If this proposal wasn't bad enough on it's face, it's being facilitated by a little-known government agency that was dormant until 2010 when Michael Bloomberg's administration resuscitated it--but there is no ambiguity as to why it was brought back or how it's being used. The idea behind 80 Flatbush Towers--and allowing such monstrous buildings where they really ought not to be--is perhaps the second most cliched justification for out-of-context development, just behind the affordable housing excuse: schools.

In the case of Flatbush Towers, two small schools are being proposed using public land and the accompanying air rights---an enormous boon to the developer and its partners. (They are asking for the equivalent of $300+ million in free air rights from the city and state.) There is also enormous concern the development will encourage such a large influx of people to the area that the new schools will "barely cover" the new population and actually result in a net LOSS of school seats.

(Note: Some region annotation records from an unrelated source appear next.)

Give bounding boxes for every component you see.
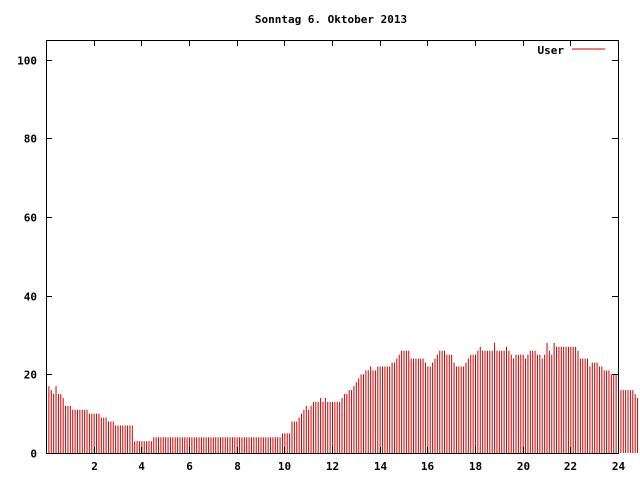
y-tick-label: 40 [24, 291, 37, 304]
x-tick-label: 20 [517, 460, 530, 473]
x-tick-label: 16 [421, 460, 435, 473]
x-tick-label: 14 [374, 460, 388, 473]
x-tick-label: 10 [278, 460, 291, 473]
x-tick-label: 4 [138, 460, 145, 473]
x-tick-label: 22 [564, 460, 577, 473]
bars-group [46, 342, 639, 453]
x-tick-label: 8 [234, 460, 241, 473]
y-tick-label: 80 [24, 133, 37, 146]
y-tick-label: 100 [17, 55, 37, 68]
x-tick-label: 12 [326, 460, 339, 473]
x-tick-label: 2 [91, 460, 98, 473]
x-tick-label: 18 [469, 460, 482, 473]
y-tick-label: 60 [24, 212, 37, 225]
y-tick-label: 20 [24, 369, 37, 382]
legend: User [538, 44, 605, 57]
y-tick-label: 0 [30, 448, 37, 461]
x-tick-label: 6 [186, 460, 193, 473]
x-tick-label: 24 [612, 460, 626, 473]
legend-label-user: User [538, 44, 565, 57]
chart-title: Sonntag 6. Oktober 2013 [255, 13, 407, 26]
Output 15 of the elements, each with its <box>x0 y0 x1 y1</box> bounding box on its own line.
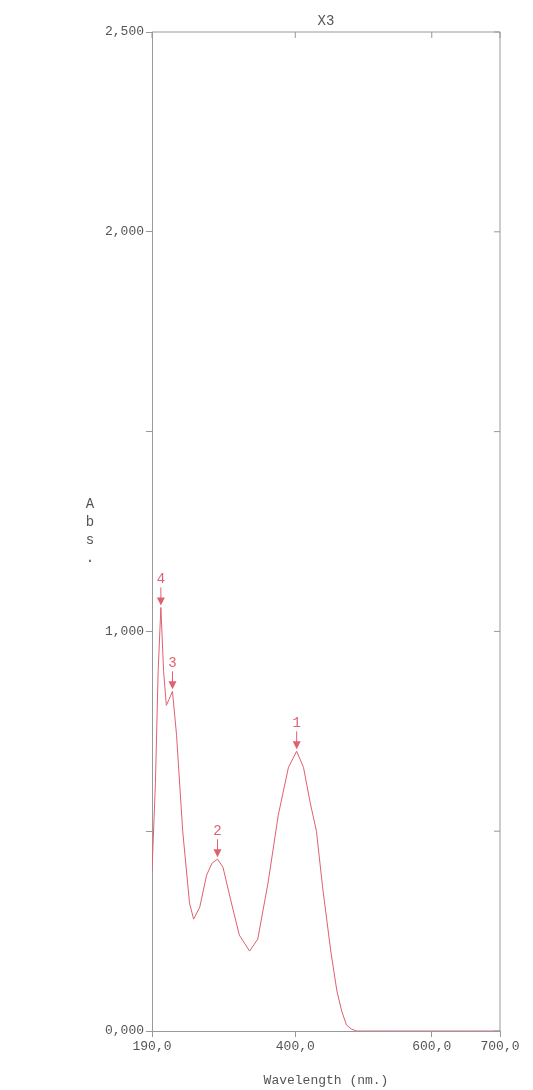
y-tick-label: 2,000 <box>104 224 144 240</box>
annotation: 4 <box>156 571 166 588</box>
annotation: 1 <box>292 714 301 731</box>
x-tick-label: 400,0 <box>275 1039 315 1055</box>
x-axis-title: Wavelength (nm.) <box>263 1072 389 1088</box>
y-tick-label: 0,000 <box>104 1023 144 1039</box>
x-tick-label: 190,0 <box>132 1039 172 1055</box>
annotation: 2 <box>213 822 222 839</box>
x-tick-label: 700,0 <box>480 1039 520 1055</box>
y-axis-title: Abs. <box>85 496 95 567</box>
chart-title: X3 <box>317 12 335 29</box>
y-tick-label: 2,500 <box>104 24 144 40</box>
annotation: 3 <box>168 655 177 672</box>
y-tick-label: 1,000 <box>104 623 144 639</box>
x-tick-label: 600,0 <box>412 1039 452 1055</box>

Meanwhile, everything that we recognize as truly unique to NYC--from the longstanding independent small businesses, to the architecture, to the divergent and multicultural populations reflected in every walk of life including the cornucopia of food choices, to our very own heritage--is being systematically dismantled block by block, street by street, community by community. I've previously written on EAP about the loss of unofficial landmarks, like Indian Row in the East Village, the garment center and diamond district. 

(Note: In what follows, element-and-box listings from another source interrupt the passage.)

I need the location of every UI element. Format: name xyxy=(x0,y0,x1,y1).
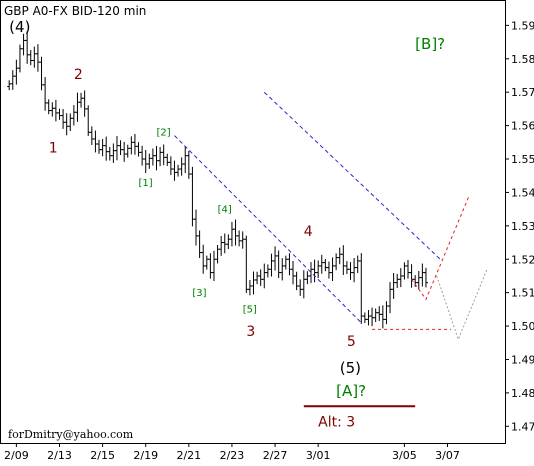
x-tick: 2/27 xyxy=(263,443,288,462)
wave-labels: (4) 2 1 [2] [1] [4] [3] [5] 3 4 5 (5) [A]? [B]? Alt: 3 xyxy=(9,18,445,430)
channel-upper-line xyxy=(263,91,441,260)
x-tick: 3/07 xyxy=(435,443,460,462)
wave-label: [3] xyxy=(192,288,206,299)
x-tick: 3/05 xyxy=(392,443,417,462)
y-tick-label: 1.59 xyxy=(511,19,534,32)
wave-label: 3 xyxy=(246,324,255,340)
wave-label: 1 xyxy=(49,140,58,156)
y-tick: 1.47 xyxy=(505,420,534,433)
y-axis: 1.47 1.48 1.49 1.50 1.51 1.52 1.53 1.54 1.55 1.56… xyxy=(505,19,534,433)
projection-path-alt xyxy=(436,269,488,341)
x-tick-label: 3/01 xyxy=(306,449,331,462)
x-tick: 2/09 xyxy=(4,443,29,462)
price-bar xyxy=(423,267,428,288)
wave-label: [B]? xyxy=(415,35,445,53)
wave-overlays xyxy=(174,91,488,408)
y-tick: 1.51 xyxy=(505,287,534,300)
y-tick-label: 1.52 xyxy=(511,253,534,266)
y-tick: 1.57 xyxy=(505,86,534,99)
wave-label: [2] xyxy=(156,128,170,139)
x-tick-label: 2/19 xyxy=(133,449,158,462)
channel-lower-line xyxy=(174,135,362,324)
wave-label: [1] xyxy=(139,178,153,189)
x-tick-label: 2/15 xyxy=(90,449,115,462)
footer-email: forDmitry@yahoo.com xyxy=(8,428,134,441)
y-tick: 1.58 xyxy=(505,53,534,66)
y-tick-label: 1.53 xyxy=(511,220,534,233)
y-tick-label: 1.48 xyxy=(511,387,534,400)
wave-label: 2 xyxy=(74,67,83,83)
y-tick-label: 1.54 xyxy=(511,186,534,199)
wave-label: [5] xyxy=(243,305,257,316)
y-tick: 1.49 xyxy=(505,353,534,366)
y-tick-label: 1.47 xyxy=(511,420,534,433)
x-tick: 2/19 xyxy=(133,443,158,462)
y-tick-label: 1.57 xyxy=(511,86,534,99)
y-tick-label: 1.51 xyxy=(511,287,534,300)
x-axis: 2/09 2/13 2/15 2/19 2/21 2/23 2/27 3/01 3/05 3/07 xyxy=(4,443,460,462)
x-tick-label: 2/09 xyxy=(4,449,29,462)
x-tick: 3/01 xyxy=(306,443,331,462)
x-tick: 2/13 xyxy=(47,443,72,462)
x-tick-label: 2/21 xyxy=(176,449,201,462)
x-tick: 2/15 xyxy=(90,443,115,462)
chart-title: GBP A0-FX BID-120 min xyxy=(4,4,146,18)
x-tick-label: 2/23 xyxy=(220,449,245,462)
y-tick: 1.50 xyxy=(505,320,534,333)
plot-frame xyxy=(0,0,506,444)
y-tick: 1.48 xyxy=(505,387,534,400)
x-tick-label: 3/07 xyxy=(435,449,460,462)
y-tick: 1.59 xyxy=(505,19,534,32)
y-tick-label: 1.55 xyxy=(511,153,534,166)
y-tick-label: 1.50 xyxy=(511,320,534,333)
wave-label: 4 xyxy=(304,224,313,240)
y-tick-label: 1.49 xyxy=(511,353,534,366)
y-tick-label: 1.58 xyxy=(511,53,534,66)
wave-label: [A]? xyxy=(336,382,366,400)
x-tick-label: 2/13 xyxy=(47,449,72,462)
wave-label: (4) xyxy=(9,18,30,36)
y-tick: 1.52 xyxy=(505,253,534,266)
x-tick-label: 2/27 xyxy=(263,449,288,462)
wave-label: [4] xyxy=(218,204,232,215)
y-tick: 1.53 xyxy=(505,220,534,233)
y-tick-label: 1.56 xyxy=(511,120,534,133)
y-tick: 1.55 xyxy=(505,153,534,166)
x-tick: 2/21 xyxy=(176,443,201,462)
wave-label: (5) xyxy=(340,359,361,377)
y-tick: 1.56 xyxy=(505,120,534,133)
price-bars xyxy=(7,31,428,329)
y-tick: 1.54 xyxy=(505,186,534,199)
x-tick-label: 3/05 xyxy=(392,449,417,462)
projection-path-main xyxy=(411,195,470,301)
wave-label: Alt: 3 xyxy=(318,414,355,430)
wave-label: 5 xyxy=(347,334,356,350)
x-tick: 2/23 xyxy=(220,443,245,462)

The latest in danger of being added to this list is Tin Pan Alley, considered the birthplace of popular music and a bastion of NYC culture and history. Here is a Morning Show interview with one of the organizers trying to save TPA

Because of encroaching over-development and the peculiar circumstance of existing zoning which encourages hotel construction, it's well past time for the Department of City Planning (DCP) to intervene and stop the glut of hotels. The Landmarks Preservation Commission (LPC) has twice rejected landmarking designation because it has deemed the area lacking in architectural style--but have you ever walked around the neighborhood? If anything, the architecture is astounding. 

Tin Pan Alley and the larger at-risk area surrounding it called NoMad includes gems like "pre-Civil War Italianite row houses" and turn-of-the century buildings built in the "neo-Renaissance and/or Beaux Arts styles."  Throw in the historical significance of the block(s) and the case for protection is self-explanatory.  

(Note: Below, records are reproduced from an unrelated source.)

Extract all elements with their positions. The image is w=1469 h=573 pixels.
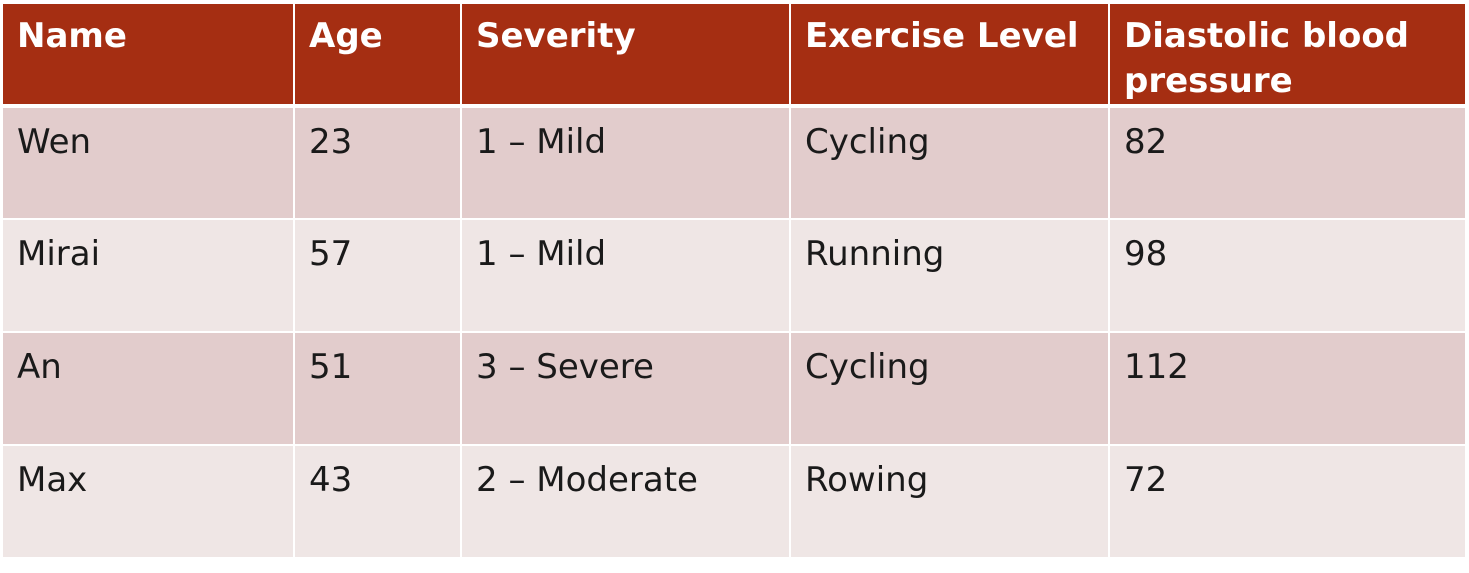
column-header-age: Age: [294, 4, 462, 108]
cell-exercise-level: Cycling: [790, 332, 1110, 446]
cell-diastolic-blood-pressure: 112: [1109, 332, 1465, 446]
column-header-exercise-level: Exercise Level: [790, 4, 1110, 108]
cell-name: Mirai: [3, 219, 295, 333]
data-table: Name Age Severity Exercise Level Diastol…: [3, 4, 1465, 559]
cell-age: 43: [294, 445, 462, 559]
column-header-name: Name: [3, 4, 295, 108]
table-row: An 51 3 – Severe Cycling 112: [3, 332, 1465, 446]
cell-exercise-level: Rowing: [790, 445, 1110, 559]
cell-exercise-level: Cycling: [790, 106, 1110, 220]
table-row: Mirai 57 1 – Mild Running 98: [3, 219, 1465, 333]
cell-age: 57: [294, 219, 462, 333]
table-header-row: Name Age Severity Exercise Level Diastol…: [3, 4, 1465, 108]
column-header-diastolic-blood-pressure: Diastolic blood pressure: [1109, 4, 1465, 108]
cell-name: Max: [3, 445, 295, 559]
table-row: Wen 23 1 – Mild Cycling 82: [3, 106, 1465, 220]
cell-age: 51: [294, 332, 462, 446]
cell-exercise-level: Running: [790, 219, 1110, 333]
cell-severity: 3 – Severe: [461, 332, 791, 446]
cell-name: Wen: [3, 106, 295, 220]
cell-severity: 2 – Moderate: [461, 445, 791, 559]
cell-diastolic-blood-pressure: 98: [1109, 219, 1465, 333]
cell-age: 23: [294, 106, 462, 220]
cell-diastolic-blood-pressure: 82: [1109, 106, 1465, 220]
cell-severity: 1 – Mild: [461, 219, 791, 333]
cell-name: An: [3, 332, 295, 446]
cell-severity: 1 – Mild: [461, 106, 791, 220]
table-row: Max 43 2 – Moderate Rowing 72: [3, 445, 1465, 559]
cell-diastolic-blood-pressure: 72: [1109, 445, 1465, 559]
column-header-severity: Severity: [461, 4, 791, 108]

What's been occurring--and permitted to occur by the city--at 85 Bowery in Chinatown is beyond a travesty. We've been consistently covering the plight of these tenants for the better part of two years on The Morning Show--something few local journalistic organizations can credibly maintain.

The evicted tenants resumed their hunger strike on May 30th, in their latest attempts to bring pressure to get back home. February 1st was the ostensible deadline the city gave the landlord to make "repairs" but here we are, in June. The city has done little-to-nothing to enforce its own time frame; meanwhile, dozens of people who are legally entitled to their apartments are still homeless.

According to organizers, the city keeps permitting the landlord to delay and stonewall--the repairs being the questionable justification to evict the rent-regulated tenants in the first place--after he spent years trying to shirk his responsibilities AND tried to illegally evict them.  

The city's Housing Preservation and Development (HPD) agency ignored the case for two years, after a 2016 Housing Court order mandated the fixes based on poor conditions. The city's Department of Buildings (DOB) and others like HPD even stood by as the landlord disposed into dumpsters tenants' belongings.

The entire drama is particularly galling because it's being played out during the administration of our self-described 'progressive' mayor---who has repeatedly failed to intervene on behalf of these beleaguered tenants and demand his own government agencies do their damned jobs. This is the same man whose initial campaign for the office focused on social justice and on the whole 'Tale of Two Cities' theme, apparently just a big canard that snookered voters and the press alike.

Update: The organizers of #85 Bowery have a 4pm Victory March planned for today at the entrance to City Hall.